Cues that signal the accepted social norms related to a topic can be much more subtle than explicitly uncivil comments. The simple number of views for YouTube videos is an example of such a cue. A recent study, for instance, linked the number of views listed under YouTube videos about climate to perceptions of how “others” feel about the climate issue. The number of views cue did more than influence perceptions of other Americans’ thinking on the importance of climate change as an issue. Among those respondents who were generally more responsive to social cues, this cue increased their own judgments about the issue’s importance (Spartz et al., 2015b).
Evidence indicates a persistent knowledge gap with respect to new media between less-advantaged people and those with higher socioeconomic status and more education (Cacciatore et al., 2014; Eveland and Scheufele, 2000; Slater et al., 2009; Tichenor et al., 1970). This knowledge gap reinforces status quo differences in resources and participation in society’s
conversations about contentious issues and the related science. Science communicators need to consider this gap in planning how to engage segments of the public not already attending to or interested in science as a topic. People who visit museums, watch documentaries such as Nova Science Now on the Public Broadcasting Network, or attentively read the science coverage of a national newspaper are an easy audience to reach. But they are not the majority of the American population, and in education and wealth, they represent a kind of elite.
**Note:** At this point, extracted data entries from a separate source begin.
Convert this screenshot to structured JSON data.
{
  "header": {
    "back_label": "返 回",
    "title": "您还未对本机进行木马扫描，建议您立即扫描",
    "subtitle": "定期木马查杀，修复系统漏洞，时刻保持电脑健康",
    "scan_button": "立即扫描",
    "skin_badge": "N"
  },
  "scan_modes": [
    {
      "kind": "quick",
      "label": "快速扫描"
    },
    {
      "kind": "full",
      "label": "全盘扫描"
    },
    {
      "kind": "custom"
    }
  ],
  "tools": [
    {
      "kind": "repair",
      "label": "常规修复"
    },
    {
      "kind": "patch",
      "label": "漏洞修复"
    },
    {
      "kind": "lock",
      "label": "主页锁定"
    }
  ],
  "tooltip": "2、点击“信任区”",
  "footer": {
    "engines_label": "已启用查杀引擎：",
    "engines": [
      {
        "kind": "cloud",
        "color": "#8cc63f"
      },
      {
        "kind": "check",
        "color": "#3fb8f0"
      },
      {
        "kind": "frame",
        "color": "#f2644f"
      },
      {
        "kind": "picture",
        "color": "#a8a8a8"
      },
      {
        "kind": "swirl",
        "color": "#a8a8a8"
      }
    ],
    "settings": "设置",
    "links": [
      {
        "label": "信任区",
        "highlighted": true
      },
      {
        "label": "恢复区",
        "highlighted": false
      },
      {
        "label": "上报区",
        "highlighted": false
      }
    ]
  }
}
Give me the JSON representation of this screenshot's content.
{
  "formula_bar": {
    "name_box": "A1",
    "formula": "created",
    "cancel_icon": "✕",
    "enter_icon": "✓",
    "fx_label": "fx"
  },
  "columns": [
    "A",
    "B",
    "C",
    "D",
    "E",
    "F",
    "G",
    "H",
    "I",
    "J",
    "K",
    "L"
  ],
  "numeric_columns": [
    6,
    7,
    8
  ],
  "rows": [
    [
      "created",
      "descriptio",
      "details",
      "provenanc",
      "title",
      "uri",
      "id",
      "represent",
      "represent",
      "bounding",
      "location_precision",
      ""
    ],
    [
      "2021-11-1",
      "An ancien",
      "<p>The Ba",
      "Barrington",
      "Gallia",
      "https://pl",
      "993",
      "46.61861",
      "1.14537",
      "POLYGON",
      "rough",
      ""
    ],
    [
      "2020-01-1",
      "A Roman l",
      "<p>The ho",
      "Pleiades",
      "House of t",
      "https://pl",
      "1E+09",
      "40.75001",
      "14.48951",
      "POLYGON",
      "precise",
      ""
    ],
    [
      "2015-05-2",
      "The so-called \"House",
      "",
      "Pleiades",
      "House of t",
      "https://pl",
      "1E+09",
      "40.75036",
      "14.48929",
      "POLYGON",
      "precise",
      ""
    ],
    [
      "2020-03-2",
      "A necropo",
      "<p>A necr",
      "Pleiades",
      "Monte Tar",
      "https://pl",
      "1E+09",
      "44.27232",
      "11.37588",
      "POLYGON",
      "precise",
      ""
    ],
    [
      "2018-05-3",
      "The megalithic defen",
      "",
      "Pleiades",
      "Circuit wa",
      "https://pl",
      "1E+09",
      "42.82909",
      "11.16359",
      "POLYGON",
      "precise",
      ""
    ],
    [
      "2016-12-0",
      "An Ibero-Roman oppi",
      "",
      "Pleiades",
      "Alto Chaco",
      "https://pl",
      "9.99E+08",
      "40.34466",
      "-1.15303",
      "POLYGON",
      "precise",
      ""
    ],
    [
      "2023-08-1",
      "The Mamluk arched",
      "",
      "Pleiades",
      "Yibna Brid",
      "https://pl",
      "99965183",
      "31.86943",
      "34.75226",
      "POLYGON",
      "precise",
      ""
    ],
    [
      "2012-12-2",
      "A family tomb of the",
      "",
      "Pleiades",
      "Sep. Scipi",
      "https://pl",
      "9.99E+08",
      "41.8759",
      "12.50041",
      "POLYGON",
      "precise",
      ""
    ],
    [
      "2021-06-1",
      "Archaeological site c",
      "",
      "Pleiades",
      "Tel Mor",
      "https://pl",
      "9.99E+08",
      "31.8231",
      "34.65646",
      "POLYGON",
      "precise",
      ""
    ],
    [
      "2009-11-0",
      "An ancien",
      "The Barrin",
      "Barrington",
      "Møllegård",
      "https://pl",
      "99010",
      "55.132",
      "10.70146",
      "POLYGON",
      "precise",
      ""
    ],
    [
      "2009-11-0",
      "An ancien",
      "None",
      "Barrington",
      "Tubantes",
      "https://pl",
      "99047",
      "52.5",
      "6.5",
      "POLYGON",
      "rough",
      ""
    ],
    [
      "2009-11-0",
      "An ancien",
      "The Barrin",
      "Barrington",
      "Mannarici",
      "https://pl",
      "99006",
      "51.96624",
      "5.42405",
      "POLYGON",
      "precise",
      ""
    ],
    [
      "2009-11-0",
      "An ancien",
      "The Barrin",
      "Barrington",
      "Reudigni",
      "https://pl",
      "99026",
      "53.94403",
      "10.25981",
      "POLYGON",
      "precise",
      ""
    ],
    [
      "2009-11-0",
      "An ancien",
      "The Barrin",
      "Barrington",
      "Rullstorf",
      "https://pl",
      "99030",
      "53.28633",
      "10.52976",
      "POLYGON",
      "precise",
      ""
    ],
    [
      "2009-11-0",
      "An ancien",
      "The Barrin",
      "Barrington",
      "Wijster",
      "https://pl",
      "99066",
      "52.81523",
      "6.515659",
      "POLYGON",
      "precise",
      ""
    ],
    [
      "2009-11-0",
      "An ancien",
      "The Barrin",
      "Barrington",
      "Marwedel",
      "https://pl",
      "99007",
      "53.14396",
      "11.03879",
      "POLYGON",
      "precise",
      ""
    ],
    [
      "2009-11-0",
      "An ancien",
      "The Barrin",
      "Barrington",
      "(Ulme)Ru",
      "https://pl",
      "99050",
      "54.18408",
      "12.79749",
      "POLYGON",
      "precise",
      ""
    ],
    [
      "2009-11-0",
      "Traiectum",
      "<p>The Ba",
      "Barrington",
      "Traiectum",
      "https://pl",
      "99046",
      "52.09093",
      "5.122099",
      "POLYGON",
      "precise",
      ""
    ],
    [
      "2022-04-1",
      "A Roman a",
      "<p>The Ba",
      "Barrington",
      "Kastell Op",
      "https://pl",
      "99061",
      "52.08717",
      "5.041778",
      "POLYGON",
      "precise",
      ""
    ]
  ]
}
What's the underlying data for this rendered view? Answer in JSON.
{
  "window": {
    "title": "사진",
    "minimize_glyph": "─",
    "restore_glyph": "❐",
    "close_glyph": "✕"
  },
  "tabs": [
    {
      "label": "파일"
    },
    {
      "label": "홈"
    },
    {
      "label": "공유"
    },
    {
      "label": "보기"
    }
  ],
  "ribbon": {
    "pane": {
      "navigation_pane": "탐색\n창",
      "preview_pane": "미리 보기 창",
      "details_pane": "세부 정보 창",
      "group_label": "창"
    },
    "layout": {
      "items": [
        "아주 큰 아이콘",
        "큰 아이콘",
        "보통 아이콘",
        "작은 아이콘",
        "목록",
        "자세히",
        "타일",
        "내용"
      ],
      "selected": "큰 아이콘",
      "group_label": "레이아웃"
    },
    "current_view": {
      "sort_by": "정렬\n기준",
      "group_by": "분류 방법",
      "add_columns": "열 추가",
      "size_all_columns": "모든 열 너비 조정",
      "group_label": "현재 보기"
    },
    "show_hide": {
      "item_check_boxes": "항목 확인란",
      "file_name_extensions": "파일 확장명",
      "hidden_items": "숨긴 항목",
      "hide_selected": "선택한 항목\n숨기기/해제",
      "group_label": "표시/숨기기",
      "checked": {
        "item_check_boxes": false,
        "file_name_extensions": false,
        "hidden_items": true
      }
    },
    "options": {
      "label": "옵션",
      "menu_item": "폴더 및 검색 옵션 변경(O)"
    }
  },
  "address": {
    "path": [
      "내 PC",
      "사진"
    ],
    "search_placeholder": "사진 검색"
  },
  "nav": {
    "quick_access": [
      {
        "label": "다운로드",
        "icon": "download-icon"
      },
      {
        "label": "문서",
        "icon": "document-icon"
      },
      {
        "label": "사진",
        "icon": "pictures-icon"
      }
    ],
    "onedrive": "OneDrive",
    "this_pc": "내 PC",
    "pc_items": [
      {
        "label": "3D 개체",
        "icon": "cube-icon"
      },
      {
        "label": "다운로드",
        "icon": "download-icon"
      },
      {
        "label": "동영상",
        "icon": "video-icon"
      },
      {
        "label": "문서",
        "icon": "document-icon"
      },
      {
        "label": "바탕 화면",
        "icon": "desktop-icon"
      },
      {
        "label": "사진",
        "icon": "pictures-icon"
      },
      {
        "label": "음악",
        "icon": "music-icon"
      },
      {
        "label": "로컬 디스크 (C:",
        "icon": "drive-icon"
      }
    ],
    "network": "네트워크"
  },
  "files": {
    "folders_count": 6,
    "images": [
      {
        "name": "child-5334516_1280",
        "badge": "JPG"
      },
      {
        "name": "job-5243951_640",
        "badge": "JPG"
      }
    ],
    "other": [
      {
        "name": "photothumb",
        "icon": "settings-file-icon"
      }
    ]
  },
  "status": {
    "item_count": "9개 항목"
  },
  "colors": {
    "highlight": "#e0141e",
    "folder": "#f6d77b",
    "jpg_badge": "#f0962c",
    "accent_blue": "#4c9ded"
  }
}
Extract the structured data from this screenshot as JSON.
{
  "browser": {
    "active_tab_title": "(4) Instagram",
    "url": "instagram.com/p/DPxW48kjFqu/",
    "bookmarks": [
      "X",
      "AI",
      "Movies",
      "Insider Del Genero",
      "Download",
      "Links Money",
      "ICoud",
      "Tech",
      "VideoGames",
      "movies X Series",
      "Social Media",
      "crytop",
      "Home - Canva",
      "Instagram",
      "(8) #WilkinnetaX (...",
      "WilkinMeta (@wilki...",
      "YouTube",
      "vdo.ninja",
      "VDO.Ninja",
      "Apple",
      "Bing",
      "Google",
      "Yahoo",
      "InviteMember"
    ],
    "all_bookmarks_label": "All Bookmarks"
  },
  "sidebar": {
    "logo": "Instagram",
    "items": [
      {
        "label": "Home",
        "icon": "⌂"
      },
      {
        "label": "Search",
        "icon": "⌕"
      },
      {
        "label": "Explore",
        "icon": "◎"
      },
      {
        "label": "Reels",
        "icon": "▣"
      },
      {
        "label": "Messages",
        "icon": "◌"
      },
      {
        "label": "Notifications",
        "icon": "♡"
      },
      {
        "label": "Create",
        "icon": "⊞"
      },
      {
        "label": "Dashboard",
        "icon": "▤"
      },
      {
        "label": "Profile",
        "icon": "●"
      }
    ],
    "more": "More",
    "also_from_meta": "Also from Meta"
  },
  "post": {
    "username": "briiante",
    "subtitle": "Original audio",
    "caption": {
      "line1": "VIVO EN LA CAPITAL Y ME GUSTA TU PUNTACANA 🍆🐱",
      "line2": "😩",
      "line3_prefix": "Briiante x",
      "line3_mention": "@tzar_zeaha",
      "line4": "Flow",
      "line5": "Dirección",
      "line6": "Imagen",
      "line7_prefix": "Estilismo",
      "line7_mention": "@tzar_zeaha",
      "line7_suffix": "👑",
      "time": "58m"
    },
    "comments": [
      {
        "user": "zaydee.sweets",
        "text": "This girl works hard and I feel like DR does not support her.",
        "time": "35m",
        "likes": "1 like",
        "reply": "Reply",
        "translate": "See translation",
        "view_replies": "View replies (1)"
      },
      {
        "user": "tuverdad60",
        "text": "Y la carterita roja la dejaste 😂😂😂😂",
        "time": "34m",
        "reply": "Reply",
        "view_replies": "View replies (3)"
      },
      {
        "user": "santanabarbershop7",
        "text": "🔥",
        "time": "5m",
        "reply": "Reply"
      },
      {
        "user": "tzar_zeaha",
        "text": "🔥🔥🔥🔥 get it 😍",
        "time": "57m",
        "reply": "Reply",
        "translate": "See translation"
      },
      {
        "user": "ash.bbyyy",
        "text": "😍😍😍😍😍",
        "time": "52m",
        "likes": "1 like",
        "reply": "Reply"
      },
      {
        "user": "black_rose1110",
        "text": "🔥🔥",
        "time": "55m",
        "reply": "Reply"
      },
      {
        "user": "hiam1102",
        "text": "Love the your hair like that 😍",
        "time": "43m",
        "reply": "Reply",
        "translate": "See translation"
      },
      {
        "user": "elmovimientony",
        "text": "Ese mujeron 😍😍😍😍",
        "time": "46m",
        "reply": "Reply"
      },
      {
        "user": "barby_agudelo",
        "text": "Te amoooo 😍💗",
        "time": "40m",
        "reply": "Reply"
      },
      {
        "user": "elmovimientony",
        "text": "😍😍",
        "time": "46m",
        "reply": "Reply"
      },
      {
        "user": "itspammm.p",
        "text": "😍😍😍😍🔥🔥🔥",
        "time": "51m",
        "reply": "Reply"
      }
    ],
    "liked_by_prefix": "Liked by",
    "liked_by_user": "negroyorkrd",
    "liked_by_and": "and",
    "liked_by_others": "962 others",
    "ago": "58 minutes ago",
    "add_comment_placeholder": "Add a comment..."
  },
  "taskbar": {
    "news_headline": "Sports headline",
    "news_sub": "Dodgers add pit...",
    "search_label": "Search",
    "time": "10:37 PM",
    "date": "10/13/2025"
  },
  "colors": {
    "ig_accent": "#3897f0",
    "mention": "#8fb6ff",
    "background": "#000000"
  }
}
Research has documented that differences in how scientific information is used and processed can, in fact, widen gaps in knowledge among groups. In particular, groups with higher socioeconomic status process and absorb new information more efficiently than groups with lower socioeconomic status. As a result, existing gaps in knowledge widen as new information becomes available, since audiences with higher socioeconomic status also tend to have more informed discussion networks to help them make sense of new information or bring knowledge that allows them to process new information more efficiently (Corley and Scheufele, 2010; Nyhan et al., 2013; Scheufele, 2013). Early research also suggests, however, that Internet-based sources of scientific information can be more accessible to diverse audiences regardless of socioeconomic status and help narrow knowledge gaps produced by more traditional outlets (Cacciatore et al., 2014).
Research is needed to understand how individuals and decision-making bodies derive and evaluate information from various media sources. Research also is needed to determine how science communicators can be heard among many competing sources of information, messages, and frames. Further, are some forms of media better than others in promoting awareness or understanding of or informing public opinion about science and scientific information, and for whom?